Migrating from CVS to Git

Today’s software development, both in open and closed source projects, is carried out between groups of developers who may not necessarily be in the same building, city or even country, but there is a need for these teams to work on a single up-to-date version of the project code. As teams become more distributed, the need for a structured way of doing this becomes more vital.

This management is done via Source Code Management (SCM) tools. Popular SCMs include CVS, Subversion, Mercurial and Git. The former two are both centralised, requiring a dedicated server to make any changes and to see history, the latter are both distributed, with any given client being able to act as both client and server as each node has complete track of the entire repository.

Using figures from the yearly Eclipse Community Survey, Git’s popularity has soared in the past couple of years. Starting with 2.4% of respondents saying they primarily use Git/GitHub in 2009, this increased to 6.8% in 2010, 12.8% in 2011 and 27.7% in 2012, this trend shows there is a move from these centralised services to more distributed ones.

We use Git a lot here at Embecosm, as is clear from viewing our GitHub repository list.
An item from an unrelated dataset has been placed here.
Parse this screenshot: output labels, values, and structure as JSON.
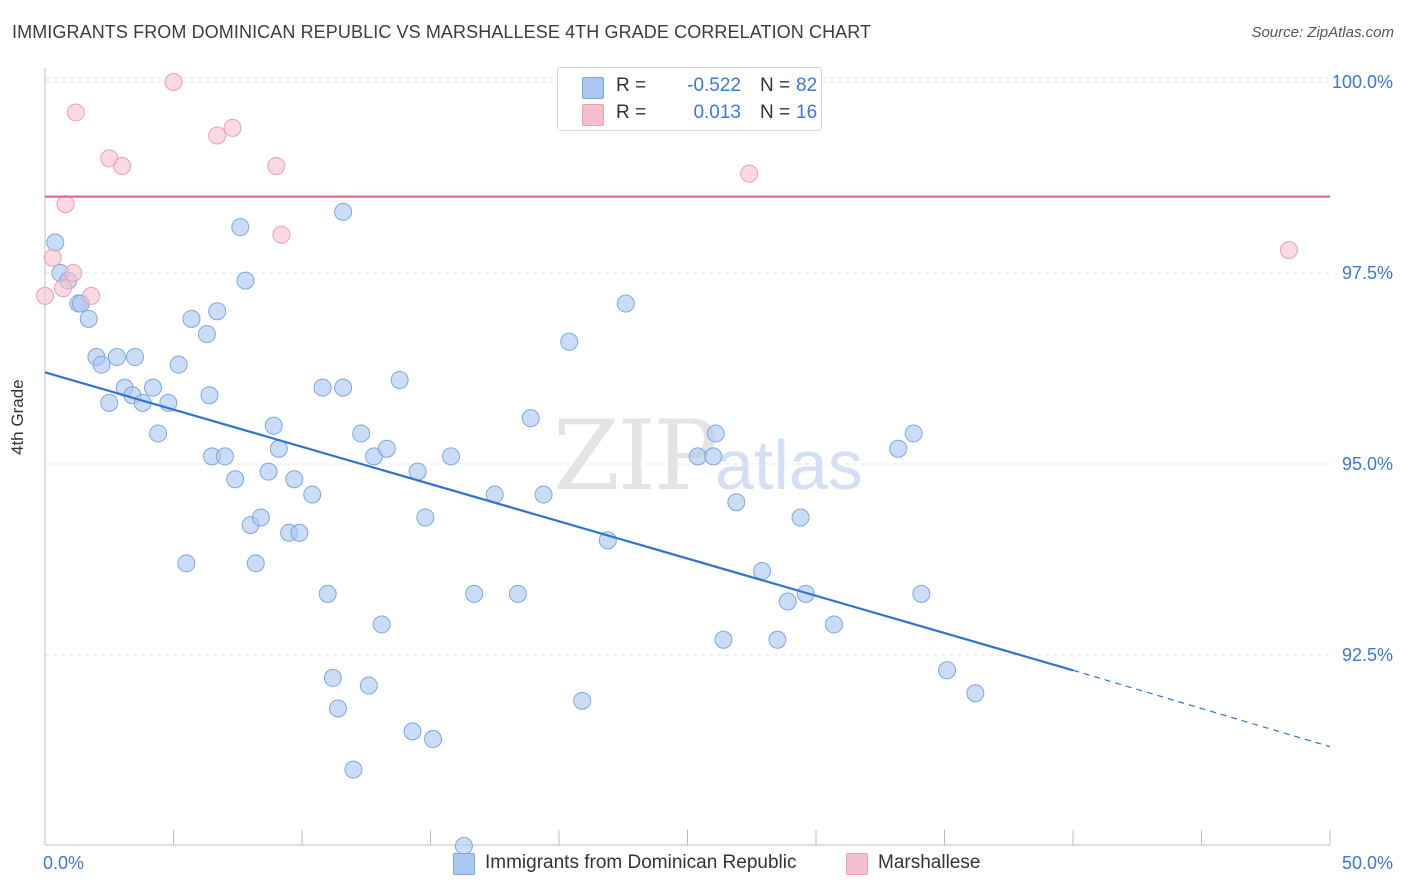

The advantages of doing this include  that when working remotely we still have access to the entire repository history, diff generation is quick as it doesn’t rely on us being connected to a server, and lightweight branches allows experimentation with multiple ideas at once without polluting the main source history or having many copies of the same source.

As such, we import third party repositories into Git so that we have a single tool managing all the code even when it comes from various sources. But we still need to be able to access external code bases hosted in non-distributed SCMs such as the GCC Subversion repository and the Sourceware CVS one. To continue working the way we want, it is clear that there is a need to import sources stored in these repositories to Git.
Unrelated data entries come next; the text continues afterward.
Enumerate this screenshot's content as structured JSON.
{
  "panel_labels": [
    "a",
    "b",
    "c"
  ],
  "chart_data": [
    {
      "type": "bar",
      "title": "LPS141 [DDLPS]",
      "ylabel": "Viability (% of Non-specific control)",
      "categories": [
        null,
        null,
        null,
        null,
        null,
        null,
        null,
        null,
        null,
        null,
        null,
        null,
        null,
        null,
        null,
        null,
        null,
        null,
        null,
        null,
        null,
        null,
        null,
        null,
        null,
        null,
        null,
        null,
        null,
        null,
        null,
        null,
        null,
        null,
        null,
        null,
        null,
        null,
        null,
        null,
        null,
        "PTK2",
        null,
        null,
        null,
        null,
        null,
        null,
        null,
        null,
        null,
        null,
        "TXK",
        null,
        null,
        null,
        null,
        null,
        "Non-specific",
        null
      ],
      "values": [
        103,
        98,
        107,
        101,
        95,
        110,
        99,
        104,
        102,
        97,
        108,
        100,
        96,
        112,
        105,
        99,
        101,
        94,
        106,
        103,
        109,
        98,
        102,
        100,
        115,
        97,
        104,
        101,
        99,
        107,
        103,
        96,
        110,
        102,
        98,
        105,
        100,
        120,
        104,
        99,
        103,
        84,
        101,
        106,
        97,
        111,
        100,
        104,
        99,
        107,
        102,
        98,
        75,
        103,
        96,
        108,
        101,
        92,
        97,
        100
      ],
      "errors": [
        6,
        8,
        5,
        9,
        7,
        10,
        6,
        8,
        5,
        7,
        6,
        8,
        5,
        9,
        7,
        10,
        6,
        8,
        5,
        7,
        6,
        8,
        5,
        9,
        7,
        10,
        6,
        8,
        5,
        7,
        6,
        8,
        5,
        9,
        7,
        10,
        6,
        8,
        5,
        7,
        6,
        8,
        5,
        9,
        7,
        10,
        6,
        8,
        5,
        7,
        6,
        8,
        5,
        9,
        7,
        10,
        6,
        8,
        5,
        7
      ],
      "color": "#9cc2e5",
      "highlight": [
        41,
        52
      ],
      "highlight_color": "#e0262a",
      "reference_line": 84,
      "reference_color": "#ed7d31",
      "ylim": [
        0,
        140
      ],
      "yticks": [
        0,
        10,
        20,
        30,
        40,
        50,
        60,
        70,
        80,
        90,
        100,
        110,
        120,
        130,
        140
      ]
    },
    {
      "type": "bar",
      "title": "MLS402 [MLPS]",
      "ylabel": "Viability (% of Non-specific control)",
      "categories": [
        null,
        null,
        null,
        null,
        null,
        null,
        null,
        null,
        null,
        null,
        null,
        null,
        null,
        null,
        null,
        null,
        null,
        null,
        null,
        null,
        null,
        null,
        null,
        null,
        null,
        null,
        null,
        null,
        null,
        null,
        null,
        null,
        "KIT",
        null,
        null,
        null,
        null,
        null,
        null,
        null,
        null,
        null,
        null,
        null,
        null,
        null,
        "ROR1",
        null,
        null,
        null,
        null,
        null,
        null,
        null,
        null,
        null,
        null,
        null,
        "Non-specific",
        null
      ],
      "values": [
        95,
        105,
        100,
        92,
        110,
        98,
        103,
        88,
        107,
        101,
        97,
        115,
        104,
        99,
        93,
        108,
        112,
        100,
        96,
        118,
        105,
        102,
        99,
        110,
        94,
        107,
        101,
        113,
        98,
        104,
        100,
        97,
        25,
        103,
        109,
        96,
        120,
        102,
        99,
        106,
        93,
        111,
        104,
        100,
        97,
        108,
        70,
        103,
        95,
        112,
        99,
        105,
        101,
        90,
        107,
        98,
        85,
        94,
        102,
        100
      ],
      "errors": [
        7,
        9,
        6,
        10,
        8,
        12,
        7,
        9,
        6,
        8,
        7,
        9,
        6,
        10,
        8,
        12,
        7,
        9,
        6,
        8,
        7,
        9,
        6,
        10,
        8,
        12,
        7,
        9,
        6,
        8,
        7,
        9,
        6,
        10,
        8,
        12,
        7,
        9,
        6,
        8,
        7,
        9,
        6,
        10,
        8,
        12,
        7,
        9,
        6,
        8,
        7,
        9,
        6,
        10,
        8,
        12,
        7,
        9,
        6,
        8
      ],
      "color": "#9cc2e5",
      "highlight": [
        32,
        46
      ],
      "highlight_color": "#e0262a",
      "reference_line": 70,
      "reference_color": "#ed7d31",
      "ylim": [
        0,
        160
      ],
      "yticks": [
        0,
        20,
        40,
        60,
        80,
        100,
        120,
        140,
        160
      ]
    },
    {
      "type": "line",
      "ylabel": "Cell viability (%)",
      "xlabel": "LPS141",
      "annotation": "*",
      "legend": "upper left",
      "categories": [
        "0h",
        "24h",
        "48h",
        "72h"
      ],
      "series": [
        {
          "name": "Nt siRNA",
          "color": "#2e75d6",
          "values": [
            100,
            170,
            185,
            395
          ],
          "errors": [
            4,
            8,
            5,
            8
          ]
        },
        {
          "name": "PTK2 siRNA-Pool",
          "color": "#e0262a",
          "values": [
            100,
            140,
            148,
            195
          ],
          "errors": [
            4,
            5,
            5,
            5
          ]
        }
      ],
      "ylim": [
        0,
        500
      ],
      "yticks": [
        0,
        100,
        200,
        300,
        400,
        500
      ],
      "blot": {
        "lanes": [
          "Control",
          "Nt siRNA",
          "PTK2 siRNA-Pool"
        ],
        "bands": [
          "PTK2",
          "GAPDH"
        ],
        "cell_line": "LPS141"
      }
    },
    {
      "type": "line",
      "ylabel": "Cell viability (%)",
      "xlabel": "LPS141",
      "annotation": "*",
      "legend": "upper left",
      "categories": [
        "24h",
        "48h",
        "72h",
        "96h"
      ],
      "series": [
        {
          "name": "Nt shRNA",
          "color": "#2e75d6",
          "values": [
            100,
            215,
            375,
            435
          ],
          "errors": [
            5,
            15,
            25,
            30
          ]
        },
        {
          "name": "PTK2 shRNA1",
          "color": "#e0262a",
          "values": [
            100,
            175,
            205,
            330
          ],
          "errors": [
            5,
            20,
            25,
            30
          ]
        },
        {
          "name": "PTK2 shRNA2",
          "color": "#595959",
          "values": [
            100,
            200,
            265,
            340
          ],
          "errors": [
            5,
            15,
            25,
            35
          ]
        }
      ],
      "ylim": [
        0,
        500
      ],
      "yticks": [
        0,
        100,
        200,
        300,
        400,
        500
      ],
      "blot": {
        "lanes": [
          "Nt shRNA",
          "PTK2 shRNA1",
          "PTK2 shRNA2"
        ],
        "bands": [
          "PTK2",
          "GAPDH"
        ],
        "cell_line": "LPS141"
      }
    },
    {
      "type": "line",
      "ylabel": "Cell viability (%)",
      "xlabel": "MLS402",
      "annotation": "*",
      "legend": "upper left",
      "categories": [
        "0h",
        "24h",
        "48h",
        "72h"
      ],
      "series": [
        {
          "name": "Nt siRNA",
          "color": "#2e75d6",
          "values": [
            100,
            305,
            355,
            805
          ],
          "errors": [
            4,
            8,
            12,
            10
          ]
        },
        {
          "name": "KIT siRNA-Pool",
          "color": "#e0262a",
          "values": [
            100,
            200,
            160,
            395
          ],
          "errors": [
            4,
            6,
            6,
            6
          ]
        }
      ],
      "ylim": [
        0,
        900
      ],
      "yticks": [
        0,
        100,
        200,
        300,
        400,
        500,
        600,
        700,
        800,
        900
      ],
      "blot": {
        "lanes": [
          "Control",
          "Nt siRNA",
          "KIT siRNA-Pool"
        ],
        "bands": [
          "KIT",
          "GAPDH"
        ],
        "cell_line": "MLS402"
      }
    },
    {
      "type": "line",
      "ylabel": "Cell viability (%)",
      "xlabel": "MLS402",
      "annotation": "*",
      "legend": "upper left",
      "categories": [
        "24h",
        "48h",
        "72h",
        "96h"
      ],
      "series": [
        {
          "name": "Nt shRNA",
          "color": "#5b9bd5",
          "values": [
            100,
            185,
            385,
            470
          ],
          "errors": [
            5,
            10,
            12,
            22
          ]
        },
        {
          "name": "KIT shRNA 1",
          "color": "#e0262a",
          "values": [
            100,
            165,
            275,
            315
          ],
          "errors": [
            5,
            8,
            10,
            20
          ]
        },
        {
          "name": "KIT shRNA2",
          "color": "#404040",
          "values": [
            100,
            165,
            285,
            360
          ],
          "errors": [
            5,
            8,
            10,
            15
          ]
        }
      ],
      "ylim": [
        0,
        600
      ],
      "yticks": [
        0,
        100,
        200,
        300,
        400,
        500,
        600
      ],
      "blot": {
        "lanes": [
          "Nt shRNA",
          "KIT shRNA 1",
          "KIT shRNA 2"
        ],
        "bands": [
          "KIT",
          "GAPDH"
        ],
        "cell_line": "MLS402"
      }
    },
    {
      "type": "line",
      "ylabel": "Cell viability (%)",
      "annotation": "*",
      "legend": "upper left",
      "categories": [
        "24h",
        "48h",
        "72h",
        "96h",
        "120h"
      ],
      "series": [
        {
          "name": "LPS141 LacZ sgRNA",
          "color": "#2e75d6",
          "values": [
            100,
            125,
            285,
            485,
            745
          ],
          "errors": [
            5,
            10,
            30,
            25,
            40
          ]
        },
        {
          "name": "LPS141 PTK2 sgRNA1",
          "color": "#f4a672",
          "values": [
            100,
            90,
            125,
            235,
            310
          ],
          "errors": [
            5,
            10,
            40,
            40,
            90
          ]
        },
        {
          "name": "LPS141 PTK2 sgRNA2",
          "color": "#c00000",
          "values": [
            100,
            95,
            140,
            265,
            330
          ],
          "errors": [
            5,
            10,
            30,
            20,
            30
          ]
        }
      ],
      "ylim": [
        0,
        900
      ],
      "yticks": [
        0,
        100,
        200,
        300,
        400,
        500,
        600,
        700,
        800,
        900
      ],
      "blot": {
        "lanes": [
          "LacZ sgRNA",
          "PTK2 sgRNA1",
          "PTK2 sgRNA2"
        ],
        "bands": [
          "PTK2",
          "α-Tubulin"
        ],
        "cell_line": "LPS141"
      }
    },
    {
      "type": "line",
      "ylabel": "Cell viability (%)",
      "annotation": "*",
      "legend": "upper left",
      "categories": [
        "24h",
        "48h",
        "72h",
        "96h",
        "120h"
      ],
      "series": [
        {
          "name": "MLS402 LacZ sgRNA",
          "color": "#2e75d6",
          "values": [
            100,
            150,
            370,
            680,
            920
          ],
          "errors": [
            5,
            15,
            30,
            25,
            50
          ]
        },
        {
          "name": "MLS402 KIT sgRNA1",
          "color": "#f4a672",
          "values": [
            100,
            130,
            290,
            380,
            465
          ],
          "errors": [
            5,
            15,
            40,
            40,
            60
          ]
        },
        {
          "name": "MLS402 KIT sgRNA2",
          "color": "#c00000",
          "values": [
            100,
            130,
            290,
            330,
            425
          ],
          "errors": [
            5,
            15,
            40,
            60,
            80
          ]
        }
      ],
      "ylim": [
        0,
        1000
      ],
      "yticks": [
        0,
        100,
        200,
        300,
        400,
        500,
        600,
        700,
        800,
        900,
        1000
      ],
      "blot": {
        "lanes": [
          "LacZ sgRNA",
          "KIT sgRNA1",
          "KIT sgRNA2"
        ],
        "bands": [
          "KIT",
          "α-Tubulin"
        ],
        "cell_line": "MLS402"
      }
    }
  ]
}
Git itself comes with the functionality to do this for a number of repositories: it can import from CVS and Subversion and can even act as a CVS server. However, the CVS importing system can at times suffer from issues where it fails to do what the user expects; CVS’ module system can add confusion between whether a user wanted to check out a directory, or a module of the same name and not necessarily give the intended result.

Originally based on issues experienced in attempting to import the CGEN module from the sourceware CVS repository, I created a script to clone the entire CVS repository, copy out the required files to a new repository, and then convert that. Doing this resolves all module/directory name collision issues as there are no modules which could possibly have a name collision.

After initial testing of this script, it has been generalised so that it should work with any CVS repository and any set of files — i.e. not restricted to a set that made up an original module — can be selected for migration. Additionally, multiple sets of files can be imported with the need to only download a copy of the CVS repository once.

This script has now been released as Embecosm Software Package 8 and the accompanying documentation as Embecosm Application Note 11. This software package, released under the GPL, is the basis of the script we use to maintain our public CGEN and Sourceware tree mirrors on GitHub — the only major difference being the destination of the files. EAN 11 specifies how to create such a similar script, including details on how to create the initial CVS clone needed for conversion, with the intention of being universally applicable to any CVS-to-Git migration process.